Nos encontramos en el “Onix” en el año 1938 y el trompetista Charlie Shavers había compuesto una nueva canción que en ese momento la estaba interpretando el John Kirby’s Onyx Sextet grupo al que él pertenecía. Benny Goodman que se encontraba presente le hizo llegar una nota a Shavers en la que le preguntaba el título de la canción. Como hasta ese momento no se lo había puesto le contestó “Sin decidir” (Undecided). A partir de ese día a la melodía se la conoció con esa denominación. El letrista Sid Robin fue el encargado de escribirle una letra y la tituló “Undecided” y así quedó registrada. El primero en grabarla fue John Kirby’s Onyx Club Sextet el 28 de octubre de 1938: John Kirby (b), Billy Kyle (p), O’Neil Spencer (d), Charlie Shavers (t), Russell Procope (as) y Buster Bailey (cl).
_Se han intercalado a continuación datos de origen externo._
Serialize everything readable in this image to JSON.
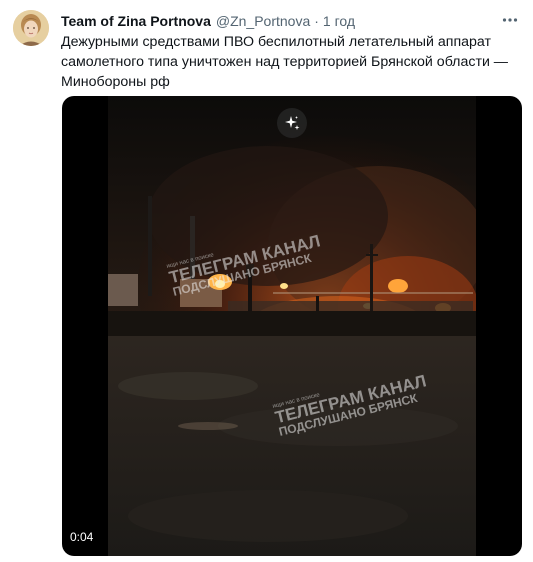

Esta es una de las grabaciones que os propongo:

En el año 1952, Morris Levy – el dueño del club Birdland – estaba listo para lanzar al aire un programa de radio para promocionar su floreciente club de jazz y necesitaba, según sus propias palabras, un buen tema que pudiera sonar cada hora en punto y que animara a los oyentes a visitar su local. Ya tenía varias melodías que le habían provisto varios compositores, pero decidió entregárselas todas al pianista George Shearing a la vez que le comentaba que él podía escribir mucho mejores canciones. A los pocos días el pianista le presentó a Levy un tema que había titulado “Lullaby of Birdland”. Al dueño del club le encantó. La melodía no solo sonó en la radio sino también en el Birdland y ese mismo año de 1952 la grabó Stan Getz, al año siguiente Erroll Garner, al siguiente Ella Fitzgerald con la letra que había escrito George Davis Weiss. “Lullaby of Birdland” se convirtió en un standard de jazz y hoy en día sigue perteneciendo al repertorio de sus músicos.
La versión que os propongo la interpretó la “Birdland Big Band” en directo y desde el propio club en 2018. El álbum se titula “The Birdland Big Band Live”.